If there was any irony in her voice Heng could not detect it, but then, she was a sly one. Almost as sly as his Master, and certainly his match nine days out of ten. "Is there anything else, Mistress?" "No, Master Heng, I..."

She stopped, looking past him. Someone had entered the study and was crossing the huge expanse of carpet. From the waft of perfume that preceded the figure, Heng could tell without looking who it was. Cheng Nai shan. As the Empress's First Advisor swept past him, the swish of expensive silk as much a trademark of the man as his cologne, Heng noted that Ming Ai's old ally had three of Li Yuan's generals with him. Something was up.

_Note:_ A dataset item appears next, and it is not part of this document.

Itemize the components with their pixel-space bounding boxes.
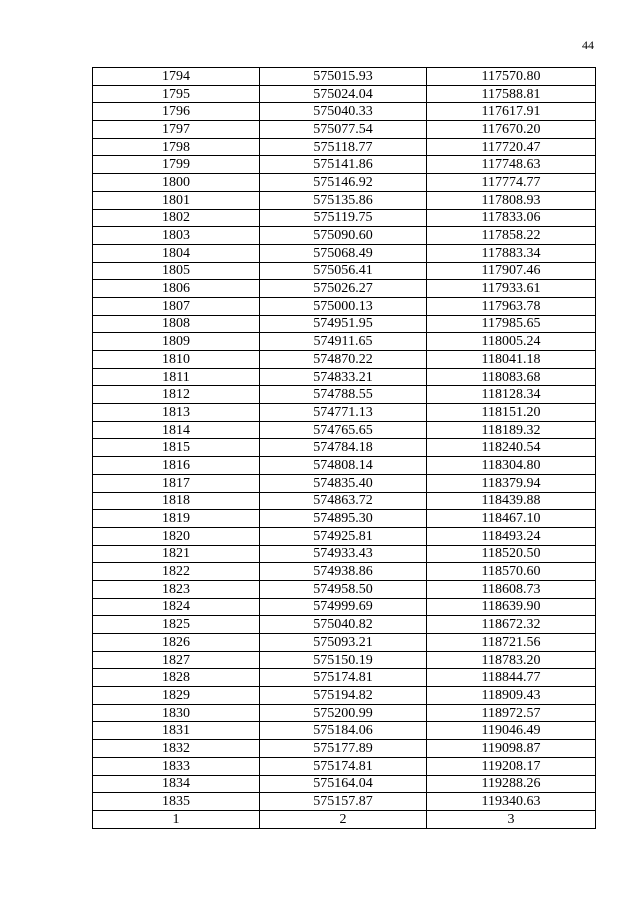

Head still bowed, Heng Yu watched his rival go round the desk and unceremoniously lean in to Li Yuan and whisper in the Tang's ear, one hand cupped about it so no one else could overhear. After a moment Li Yuan nodded, then looked to the generals, nodding to each in turn.

What now? Heng wondered, staring suspiciously back at Cheng, who was smiling broadly now.

As the generals backed out of the room, Heng Yu looked to his master, then, steeling himself, took his opportunity to make his request.

"Master?"

Li Yuan looked back at him languidly. "Yes, Master Heng?"

"I wish to ask permission to attend the ceremony in two days time."

"Ceremony?"

"At Marshal Tolonen's grave-tablet in Bremen."

Li Yuan stared back at him. "Ceremony? There's to be a ceremony?"

"Yes, Master. I... I felt as a mark of my respect. . ."

"Permission is refused," Dragon Heart interrupted. "You will be in Mashhad that day."